After several vaccines were proven to be effective in animals, they subsequently failed in human trials. But now this decades-long conundrum has finally been solved.

Staphylococcus aureus is a bacterium that occurs in many people, especially on the skin and in the nose. In general, the bacteria is harmless. Occasionally, however, the otherwise harmless bacteria turns into a pathogen, causing various skin infections or even food poisoning. For more than a century, scientists have been searching for an effective vaccine, but without much success. And now scientists think they finally know why.

Puzzle

Researchers have been baffled for decades. The search for a vaccine against staphylococci always seems to be a dead end. At least fifteen successful preclinical animal studies have been conducted over the past thirty years, proving the effectiveness of proposed vaccines. But in all subsequent human trials, these vaccines failed. “It’s a long-standing and one of the most puzzling problems facing staphylococci,” said study researcher George Liu. “None of these human trials succeeded. And scientists just don’t understand why.”

Urgent

However, the need for an effective vaccine is becoming increasingly urgent. This is mainly due to the spread of the methicillin-resistant Staphylococcus aureus (MRSA). Also known as the ‘hospital bacteria’, this bacteria has become resistant to many antibiotics commonly used to treat staphylococci. The bacterium mainly causes infections and epidemics in hospitals and healthcare institutions. And a recently published study found that bacterial antimicrobial resistance led to tens of millions of infections and 1.2 million deaths worldwide in 2019, with MRSA as the leading cause. “Vaccines are therefore the most effective way to reduce the health burden and tackle antibiotic resistance,” concludes Liu.

Declaration

In a new study, Liu and his colleagues set out to find the answer to the most pressing question: how come a vaccine against staphylococci has failed? The researchers hypothesized that it could possibly be related to previous exposure to the bacteria. “Laboratory mice rarely come into contact with S. aureussaid researcher Chih-Ming Tsai. “But people are exposed to staphylococci from the first weeks of life.” In fact, within two months, half of the babies have active colonies and abundant antibodies. “We therefore suspect that if mice are also infected before vaccination, the proposed vaccines may also not work in them,” Tsai said.

Experiments

To test this hypothesis, the researchers conducted a series of experiments with the IsdB vaccine; a vaccine that has been developed to combat staphylococci, but has not been shown to work in humans. And indeed, the vaccine worked in the mice that had not been exposed to staphylococci. But when the researchers vaccinated mice that had previously come into contact with the bacteria, the vaccine did nothing. The researchers also discovered why. It seems that S. aureus developed strong defense mechanisms. “The bacterium has devised a strategy to render our immune response against them ineffective,” explains Tsai.

Declaration

According to the researchers, this explains a lot. Thus, they say, it shows why in the past all human trials of proposed vaccines against staphylococci have failed. “It’s even possible that the same principle explains why trials with many other vaccines have failed,” Tsai says.
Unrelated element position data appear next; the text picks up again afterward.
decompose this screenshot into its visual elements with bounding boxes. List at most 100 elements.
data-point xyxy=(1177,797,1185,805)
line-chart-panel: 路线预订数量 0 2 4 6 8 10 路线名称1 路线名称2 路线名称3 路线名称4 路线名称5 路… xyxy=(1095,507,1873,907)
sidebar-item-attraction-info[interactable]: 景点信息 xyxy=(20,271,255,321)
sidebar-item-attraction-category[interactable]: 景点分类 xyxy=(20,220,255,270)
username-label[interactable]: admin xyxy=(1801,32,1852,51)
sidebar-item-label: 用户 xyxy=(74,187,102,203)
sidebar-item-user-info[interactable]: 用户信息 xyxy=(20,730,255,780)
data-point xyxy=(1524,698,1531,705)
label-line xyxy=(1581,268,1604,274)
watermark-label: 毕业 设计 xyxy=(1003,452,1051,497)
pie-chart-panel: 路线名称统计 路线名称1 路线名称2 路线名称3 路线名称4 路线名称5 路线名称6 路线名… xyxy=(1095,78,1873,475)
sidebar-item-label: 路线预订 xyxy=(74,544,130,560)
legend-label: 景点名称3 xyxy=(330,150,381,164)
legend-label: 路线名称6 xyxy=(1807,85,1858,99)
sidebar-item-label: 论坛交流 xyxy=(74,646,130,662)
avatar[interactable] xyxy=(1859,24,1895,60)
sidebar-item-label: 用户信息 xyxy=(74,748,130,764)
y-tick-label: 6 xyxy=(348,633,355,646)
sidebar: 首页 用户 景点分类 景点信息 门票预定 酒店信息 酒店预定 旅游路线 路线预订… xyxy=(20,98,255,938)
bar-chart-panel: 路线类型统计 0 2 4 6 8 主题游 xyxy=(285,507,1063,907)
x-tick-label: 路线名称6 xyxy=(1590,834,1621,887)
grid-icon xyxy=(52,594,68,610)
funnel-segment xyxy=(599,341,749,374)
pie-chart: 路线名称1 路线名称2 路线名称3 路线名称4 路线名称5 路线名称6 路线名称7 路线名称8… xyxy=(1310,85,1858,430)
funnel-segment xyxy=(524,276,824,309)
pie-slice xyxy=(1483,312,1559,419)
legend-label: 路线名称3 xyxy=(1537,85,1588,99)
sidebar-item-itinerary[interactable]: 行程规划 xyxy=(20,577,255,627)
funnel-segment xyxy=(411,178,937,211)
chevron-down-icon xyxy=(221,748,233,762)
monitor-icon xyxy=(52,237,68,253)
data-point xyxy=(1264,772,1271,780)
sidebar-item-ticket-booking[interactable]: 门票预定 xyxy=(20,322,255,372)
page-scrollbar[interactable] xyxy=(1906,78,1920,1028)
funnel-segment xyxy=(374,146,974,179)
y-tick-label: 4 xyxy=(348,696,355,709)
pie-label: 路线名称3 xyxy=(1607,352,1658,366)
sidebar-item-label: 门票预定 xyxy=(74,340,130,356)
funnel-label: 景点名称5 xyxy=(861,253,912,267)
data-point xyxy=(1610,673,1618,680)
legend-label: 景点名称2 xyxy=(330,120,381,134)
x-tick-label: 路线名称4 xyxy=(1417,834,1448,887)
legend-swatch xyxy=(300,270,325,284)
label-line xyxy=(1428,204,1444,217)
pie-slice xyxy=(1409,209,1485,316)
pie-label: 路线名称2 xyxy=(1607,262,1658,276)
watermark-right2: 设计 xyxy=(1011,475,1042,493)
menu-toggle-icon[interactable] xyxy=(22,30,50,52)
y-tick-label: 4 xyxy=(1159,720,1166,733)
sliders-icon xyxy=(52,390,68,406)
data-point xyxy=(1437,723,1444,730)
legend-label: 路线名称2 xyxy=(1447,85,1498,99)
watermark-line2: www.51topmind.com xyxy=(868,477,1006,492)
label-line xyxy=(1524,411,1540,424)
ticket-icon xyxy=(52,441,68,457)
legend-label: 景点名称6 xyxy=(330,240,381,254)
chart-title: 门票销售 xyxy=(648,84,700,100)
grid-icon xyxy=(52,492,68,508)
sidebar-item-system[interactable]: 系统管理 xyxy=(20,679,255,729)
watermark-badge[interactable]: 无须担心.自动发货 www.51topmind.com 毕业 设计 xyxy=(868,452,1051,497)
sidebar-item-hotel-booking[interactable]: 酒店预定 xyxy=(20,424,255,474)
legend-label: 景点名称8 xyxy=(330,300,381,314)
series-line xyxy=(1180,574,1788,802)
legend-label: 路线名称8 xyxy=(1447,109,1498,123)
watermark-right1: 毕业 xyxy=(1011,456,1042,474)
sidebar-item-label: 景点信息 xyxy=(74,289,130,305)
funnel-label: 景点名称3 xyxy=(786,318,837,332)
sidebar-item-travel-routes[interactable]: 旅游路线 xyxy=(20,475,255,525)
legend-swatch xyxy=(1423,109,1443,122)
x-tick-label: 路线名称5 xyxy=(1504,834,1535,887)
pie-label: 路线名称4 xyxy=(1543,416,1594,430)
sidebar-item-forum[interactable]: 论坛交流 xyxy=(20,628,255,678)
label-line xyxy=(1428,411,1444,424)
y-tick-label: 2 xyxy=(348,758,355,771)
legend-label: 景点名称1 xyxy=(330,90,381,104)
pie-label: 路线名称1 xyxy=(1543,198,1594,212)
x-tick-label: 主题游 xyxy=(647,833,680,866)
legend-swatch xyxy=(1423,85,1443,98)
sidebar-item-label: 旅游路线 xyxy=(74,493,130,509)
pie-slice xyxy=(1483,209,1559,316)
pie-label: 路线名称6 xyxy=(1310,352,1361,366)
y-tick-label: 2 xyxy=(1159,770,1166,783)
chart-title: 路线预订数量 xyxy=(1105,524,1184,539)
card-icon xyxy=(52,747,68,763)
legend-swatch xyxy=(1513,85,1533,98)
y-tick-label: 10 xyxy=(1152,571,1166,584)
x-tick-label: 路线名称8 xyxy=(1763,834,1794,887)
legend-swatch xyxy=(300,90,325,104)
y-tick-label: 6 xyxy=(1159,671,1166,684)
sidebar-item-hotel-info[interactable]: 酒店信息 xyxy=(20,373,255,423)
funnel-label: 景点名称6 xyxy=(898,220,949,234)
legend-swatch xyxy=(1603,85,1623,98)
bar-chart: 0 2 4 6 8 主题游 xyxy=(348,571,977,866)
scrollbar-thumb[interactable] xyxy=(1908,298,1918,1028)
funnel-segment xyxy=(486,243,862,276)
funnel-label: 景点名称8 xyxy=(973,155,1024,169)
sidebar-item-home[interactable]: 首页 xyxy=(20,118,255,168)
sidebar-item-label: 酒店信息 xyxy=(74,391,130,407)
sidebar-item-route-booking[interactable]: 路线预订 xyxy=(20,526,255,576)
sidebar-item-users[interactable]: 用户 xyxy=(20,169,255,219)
They are promising findings. Because now that researchers better understand why previous vaccine trials failed, they can also effectively look for ways to deal with the problems. The researchers already have an idea how. For example, they managed to use the newly acquired knowledge to develop a vaccine that was also successful in mice that had previously been exposed to S. aureus† “If our results are confirmed, an effective vaccine against staphylococci may not be far away,” concludes Tsai.